Given the possibility that human genetic makeups would turn such results, my point would be something like this: if there were any biological reason to classify human among different 'races', whatever it might be, would it follow that we ought to be racist?

The answer is no!, of course. Even if humanity were consisting of several species there would be no obligation for specism.

This is in my mind one of the greatest danger of genetic arguments with regard to the issue: it is irrelevant whatever the science is telling us. We decide, and this is most important, that we don't care about whatever the other human being is, phenotypically, genotypically, culturally, and so on (the same applies to gender, sexual behaviour, political opinion etc).

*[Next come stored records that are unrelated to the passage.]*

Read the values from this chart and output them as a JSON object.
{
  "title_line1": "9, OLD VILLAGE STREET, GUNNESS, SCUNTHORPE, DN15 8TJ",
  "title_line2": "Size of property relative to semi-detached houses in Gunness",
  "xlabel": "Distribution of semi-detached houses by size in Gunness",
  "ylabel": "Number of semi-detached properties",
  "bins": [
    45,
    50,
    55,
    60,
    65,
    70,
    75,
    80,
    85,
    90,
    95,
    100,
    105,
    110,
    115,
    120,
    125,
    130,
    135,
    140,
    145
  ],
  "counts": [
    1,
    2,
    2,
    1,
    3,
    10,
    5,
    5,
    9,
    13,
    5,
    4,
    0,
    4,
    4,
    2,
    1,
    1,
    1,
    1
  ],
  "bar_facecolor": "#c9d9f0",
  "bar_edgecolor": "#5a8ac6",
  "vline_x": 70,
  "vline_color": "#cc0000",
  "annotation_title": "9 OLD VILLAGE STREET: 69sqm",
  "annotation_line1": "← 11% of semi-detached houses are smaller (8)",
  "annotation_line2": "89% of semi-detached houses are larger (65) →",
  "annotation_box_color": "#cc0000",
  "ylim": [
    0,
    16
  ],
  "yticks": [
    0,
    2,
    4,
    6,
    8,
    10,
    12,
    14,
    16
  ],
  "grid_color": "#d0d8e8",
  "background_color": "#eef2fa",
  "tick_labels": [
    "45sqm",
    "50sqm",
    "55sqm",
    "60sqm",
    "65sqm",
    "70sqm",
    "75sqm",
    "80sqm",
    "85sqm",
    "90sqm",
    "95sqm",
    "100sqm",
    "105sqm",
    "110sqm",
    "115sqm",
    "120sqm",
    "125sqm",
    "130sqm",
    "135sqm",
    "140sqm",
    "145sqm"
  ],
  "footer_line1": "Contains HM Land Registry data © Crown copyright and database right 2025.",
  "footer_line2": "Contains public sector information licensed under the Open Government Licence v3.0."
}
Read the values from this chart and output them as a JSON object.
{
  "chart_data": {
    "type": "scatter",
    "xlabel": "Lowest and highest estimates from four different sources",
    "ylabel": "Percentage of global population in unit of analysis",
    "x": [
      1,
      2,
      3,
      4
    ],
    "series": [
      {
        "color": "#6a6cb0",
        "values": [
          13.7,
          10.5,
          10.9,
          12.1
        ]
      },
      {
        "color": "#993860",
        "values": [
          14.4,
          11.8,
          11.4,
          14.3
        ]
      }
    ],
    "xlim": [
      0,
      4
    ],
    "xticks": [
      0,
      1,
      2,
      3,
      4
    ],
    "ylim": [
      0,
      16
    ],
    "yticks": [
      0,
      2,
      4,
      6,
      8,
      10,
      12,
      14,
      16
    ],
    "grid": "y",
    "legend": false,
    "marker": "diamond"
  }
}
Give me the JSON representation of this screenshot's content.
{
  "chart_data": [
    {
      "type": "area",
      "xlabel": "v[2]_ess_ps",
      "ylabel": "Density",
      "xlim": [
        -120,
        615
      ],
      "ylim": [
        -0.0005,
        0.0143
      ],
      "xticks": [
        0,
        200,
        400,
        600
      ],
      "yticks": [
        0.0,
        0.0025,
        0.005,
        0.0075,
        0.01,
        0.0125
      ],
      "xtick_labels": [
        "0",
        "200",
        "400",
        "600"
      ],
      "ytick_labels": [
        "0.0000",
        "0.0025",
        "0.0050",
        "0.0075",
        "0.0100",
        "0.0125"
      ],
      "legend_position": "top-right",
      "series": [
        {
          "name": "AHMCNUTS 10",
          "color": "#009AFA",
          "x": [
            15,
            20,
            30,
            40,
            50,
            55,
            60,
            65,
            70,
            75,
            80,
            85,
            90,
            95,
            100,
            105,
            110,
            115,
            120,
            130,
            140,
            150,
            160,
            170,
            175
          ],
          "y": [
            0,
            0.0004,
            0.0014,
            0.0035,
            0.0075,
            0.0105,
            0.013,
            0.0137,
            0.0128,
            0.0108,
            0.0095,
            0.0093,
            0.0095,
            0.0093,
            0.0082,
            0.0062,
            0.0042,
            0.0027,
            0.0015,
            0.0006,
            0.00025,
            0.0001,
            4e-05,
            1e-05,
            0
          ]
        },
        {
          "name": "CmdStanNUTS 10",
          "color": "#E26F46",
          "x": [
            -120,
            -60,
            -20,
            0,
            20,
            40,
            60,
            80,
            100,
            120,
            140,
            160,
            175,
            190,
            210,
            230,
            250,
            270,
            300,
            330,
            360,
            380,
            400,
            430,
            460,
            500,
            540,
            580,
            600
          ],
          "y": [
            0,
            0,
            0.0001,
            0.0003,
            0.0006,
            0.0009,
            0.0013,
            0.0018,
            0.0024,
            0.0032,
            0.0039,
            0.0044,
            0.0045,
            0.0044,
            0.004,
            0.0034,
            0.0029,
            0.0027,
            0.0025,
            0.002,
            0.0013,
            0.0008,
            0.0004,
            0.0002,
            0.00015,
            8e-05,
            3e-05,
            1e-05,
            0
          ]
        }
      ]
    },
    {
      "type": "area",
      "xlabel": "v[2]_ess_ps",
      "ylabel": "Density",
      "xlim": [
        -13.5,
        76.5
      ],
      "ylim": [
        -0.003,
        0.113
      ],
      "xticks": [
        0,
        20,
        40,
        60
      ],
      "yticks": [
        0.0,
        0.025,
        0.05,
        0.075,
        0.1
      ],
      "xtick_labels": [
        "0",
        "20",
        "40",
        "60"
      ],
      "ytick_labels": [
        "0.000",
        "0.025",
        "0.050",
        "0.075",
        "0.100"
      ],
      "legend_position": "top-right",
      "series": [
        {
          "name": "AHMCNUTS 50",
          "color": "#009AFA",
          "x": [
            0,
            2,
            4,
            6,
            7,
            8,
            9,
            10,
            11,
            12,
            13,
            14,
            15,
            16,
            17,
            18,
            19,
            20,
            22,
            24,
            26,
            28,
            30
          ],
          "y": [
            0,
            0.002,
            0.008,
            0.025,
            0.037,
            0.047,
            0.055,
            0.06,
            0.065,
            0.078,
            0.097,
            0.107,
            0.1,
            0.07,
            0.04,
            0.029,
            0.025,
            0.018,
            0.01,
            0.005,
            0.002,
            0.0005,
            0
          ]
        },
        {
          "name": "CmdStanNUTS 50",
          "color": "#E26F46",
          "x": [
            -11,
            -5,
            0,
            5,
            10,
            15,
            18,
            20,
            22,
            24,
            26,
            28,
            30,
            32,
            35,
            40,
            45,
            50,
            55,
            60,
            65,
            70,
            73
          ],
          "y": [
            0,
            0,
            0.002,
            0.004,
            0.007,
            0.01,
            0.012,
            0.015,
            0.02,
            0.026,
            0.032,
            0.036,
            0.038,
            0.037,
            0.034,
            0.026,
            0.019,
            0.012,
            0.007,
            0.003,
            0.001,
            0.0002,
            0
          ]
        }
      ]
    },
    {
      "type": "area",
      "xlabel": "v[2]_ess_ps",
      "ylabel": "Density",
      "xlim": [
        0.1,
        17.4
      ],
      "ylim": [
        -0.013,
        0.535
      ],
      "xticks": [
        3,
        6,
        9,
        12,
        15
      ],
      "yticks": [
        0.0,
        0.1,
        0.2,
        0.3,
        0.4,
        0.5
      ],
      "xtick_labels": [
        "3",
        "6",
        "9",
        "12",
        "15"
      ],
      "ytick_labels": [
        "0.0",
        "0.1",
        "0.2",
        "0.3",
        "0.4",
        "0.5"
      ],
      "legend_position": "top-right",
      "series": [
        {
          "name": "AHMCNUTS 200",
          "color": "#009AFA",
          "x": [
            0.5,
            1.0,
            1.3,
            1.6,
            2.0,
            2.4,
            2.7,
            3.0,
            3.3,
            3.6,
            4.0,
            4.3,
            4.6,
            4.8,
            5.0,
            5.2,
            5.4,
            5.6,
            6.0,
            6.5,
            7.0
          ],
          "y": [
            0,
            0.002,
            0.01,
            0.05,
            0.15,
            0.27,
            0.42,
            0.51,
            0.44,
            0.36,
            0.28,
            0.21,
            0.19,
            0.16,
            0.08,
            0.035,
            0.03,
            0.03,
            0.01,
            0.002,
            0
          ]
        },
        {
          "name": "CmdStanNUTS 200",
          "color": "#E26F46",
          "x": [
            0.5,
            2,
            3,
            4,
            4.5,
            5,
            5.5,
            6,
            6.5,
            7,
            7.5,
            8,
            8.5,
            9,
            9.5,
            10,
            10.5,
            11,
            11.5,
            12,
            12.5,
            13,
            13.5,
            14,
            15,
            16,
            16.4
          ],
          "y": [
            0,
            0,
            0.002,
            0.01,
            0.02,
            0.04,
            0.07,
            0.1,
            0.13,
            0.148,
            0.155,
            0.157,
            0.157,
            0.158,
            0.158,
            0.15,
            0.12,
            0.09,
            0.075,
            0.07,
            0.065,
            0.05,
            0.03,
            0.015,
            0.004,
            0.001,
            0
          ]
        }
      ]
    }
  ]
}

I think it is important to be affirmative about this (I see no reason to turn racist even if there were actual biological arguments for races). Anything biological is weak with regard to what I decide to hold as values.

Laurent: I believe you are correct in your assertion that we need to be affirmative. In teaching and lecturing about racism, I always start out with: "Be careful what you ask for, because you might get it."

If the political argument is "there are no races, therefore racism is invalid" then we are truly screwed when the lost island of Neanderthals is discovered. Or anything in between, as you point out.

You do say you have other information on the owner of the pickup sporting the skull decals, but I'd like to make a point: given nothing else to go on, I might assume that he was: 1.) a Slayer fan; 2.) a skateboarding fan; 3.) any of a number of other things which might involve the use of pictures of skulls wearing army helmets.